His incredible years of service means Don is one of the few people still working in the industry with formal training to decouple a steam train.
Don, who moved to London from County Kerry in 1952 after being sent to England to make a living, said: “I was very young and frightened when I came here all those years ago. I couldn’t get my own place to live. Everywhere was ‘room to let, but no Irish’.
“I was getting £7 a week and had to send a lot of that money home to my mother. It was hard back then but I loved working here.
“All the gentlemen wore bowler hats in those days, and everyone had an umbrella. I remember we used to have a cinema by platform one and I’d sneak-up and watch the kids’ shows on the Saturday.”
Don now works for South Western Railway helping visually impaired and disabled people make their way around the station, as well as providing his unmatched knowledge of the station to passengers needing directions or assistance.

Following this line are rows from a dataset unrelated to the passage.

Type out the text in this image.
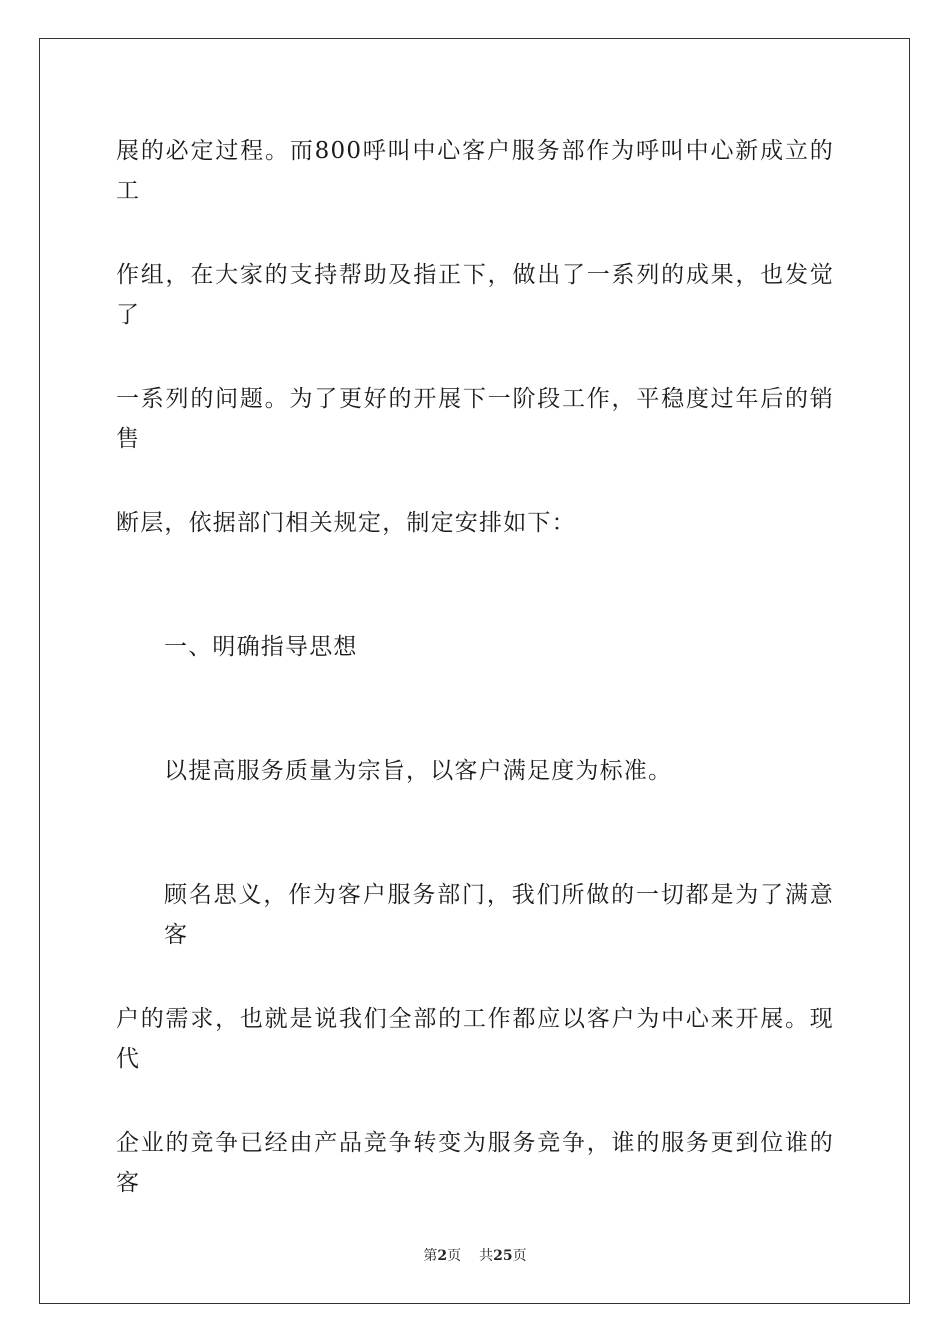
展的必定过程。而800呼叫中心客户服务部作为呼叫中心新成立的工
作组，在大家的支持帮助及指正下，做出了一系列的成果，也发觉了
一系列的问题。为了更好的开展下一阶段工作，平稳度过年后的销售
断层，依据部门相关规定，制定安排如下：
一、明确指导思想
以提高服务质量为宗旨，以客户满足度为标准。
顾名思义，作为客户服务部门，我们所做的一切都是为了满意客
户的需求，也就是说我们全部的工作都应以客户为中心来开展。现代
企业的竞争已经由产品竞争转变为服务竞争，谁的服务更到位谁的客
第2页 共25页
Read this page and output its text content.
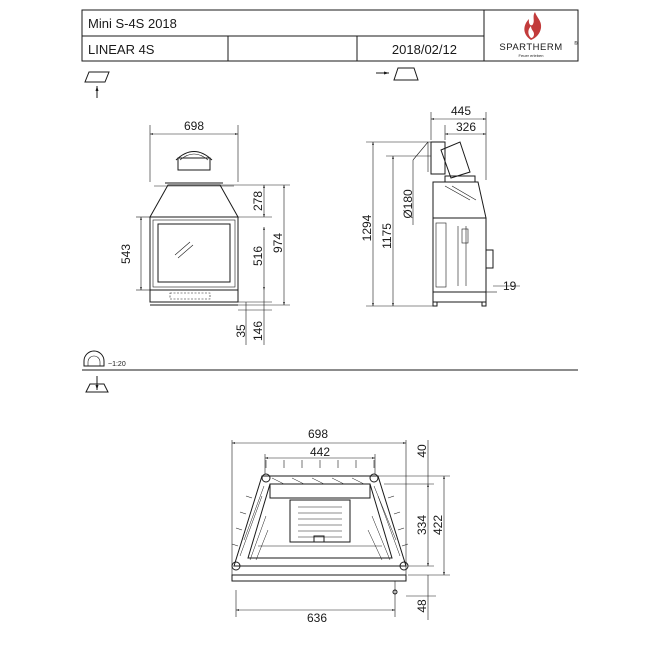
Mini S-4S 2018
LINEAR 4S	2018/02/12	SPARTHERM ®
Feuer erleben
698
543
278
516
974
35 146
445
326
1294 1175
Ø180
19
~1:20
698
442
636
40
334 422
48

Don said: “We’re here to help people wherever we can, I’ve made some great relationships with people I always see at the station – they always stop to say hello.” “Some of the people I’ve met here over the years are unbelievable. I once took Sir Stanley Matthews’ suitcase – he gave me four shillings. I helped carry lots of people’s luggage over the years. Roger Moore tipped me £10, and I took Alfred Hitchcock’s as well. I wasn’t too fond of him though because he had a very heavy suitcase full of books. When they were making that Bourne film here, they told me I couldn’t go up a flight of stairs, well, I did, and that young man Matt Damon opened the gate for me.